Dort stieß der Zug auf einen Beauftragten des Imperators, einen Staatssekretär, der von einer Gardeabteilung, mit einem Offizier an der Spitze begleitet war. Soldaten besetzten den Ausgang, während der Offizier von erhöhtem Orte aus folgende Anordnung verlas:
„Befehl Seiner göttlichen Majestät! Um das Christenvolk aufzuklären und es vor böswilligen Unruhestiftern zu bewahren, haben wir beschlossen, die Leichen der beiden Aufrührer, die durch Feuer vom Himmel herab getötet wurden, in der ‚Straße der Christen‘ (Charet-en-Nasara) beim Eingang zur Hauptkirche dieser Religion, die Grabes- oder auch Auferstehungskirche genannt wird, öffentlich auszustellen, so daß jedermann sich von ihrem Ende mit eigenen Augen überzeugen kann. Ihre halsstarrigen Anhänger aber, die böswillig alle unsere Wohltaten zurückweisen und in Verblendung die klaren Offenbarungen der Gottheit nicht sehen wollen, werden durch unsere Barmherzigkeit und dank unserer Fürbitte bei unserem himmlischen Vater vor dem wohlverdienten Tod durch das Feuer vom Himmel bewahrt. Sie behalten voll und ganz ihre Freiheit, nur wird ihnen im Interesse des Allgemeinwohles verboten, in Städten und anderen Siedlungen zu wohnen, damit sie nicht unschuldige und einfache Leute mit ihren hinterhältigen Lügen verwirren und verführen können.“
Als der Offizier geendet hatte, traten auf sein Zeichen acht Soldaten an die Bahren der Toten. „Ja, es möge sich die Schrift erfüllen“, sagte Professor Pauli, und die Christen, welche die Bahren trugen, überließen diese schweigend den Soldaten, die sich durch das nordwestliche Tor entfernten.

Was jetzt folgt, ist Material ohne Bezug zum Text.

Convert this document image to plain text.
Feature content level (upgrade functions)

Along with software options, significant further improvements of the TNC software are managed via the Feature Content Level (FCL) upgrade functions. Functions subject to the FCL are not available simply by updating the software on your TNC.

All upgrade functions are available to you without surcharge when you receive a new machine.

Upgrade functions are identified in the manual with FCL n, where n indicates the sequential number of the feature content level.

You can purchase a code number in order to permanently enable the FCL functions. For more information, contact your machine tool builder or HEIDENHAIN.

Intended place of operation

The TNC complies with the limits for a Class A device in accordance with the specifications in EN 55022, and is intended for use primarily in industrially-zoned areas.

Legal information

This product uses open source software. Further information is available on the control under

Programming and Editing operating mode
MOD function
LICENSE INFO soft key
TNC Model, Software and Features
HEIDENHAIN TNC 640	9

Die Christen durchschritten das Tor im Nordosten und verließen rasch die Stadt. Am Ölberg vorbei suchten sie auf der großen Straße, die schon vorher von Gendarmerie und zwei Regimentern Kavallerie von Ansammlungen Neugieriger gesäubert war, Jericho zu erreichen. Auf den einsamen Hügeln von Jericho beschlossen die Christen, einige Tage zu verweilen.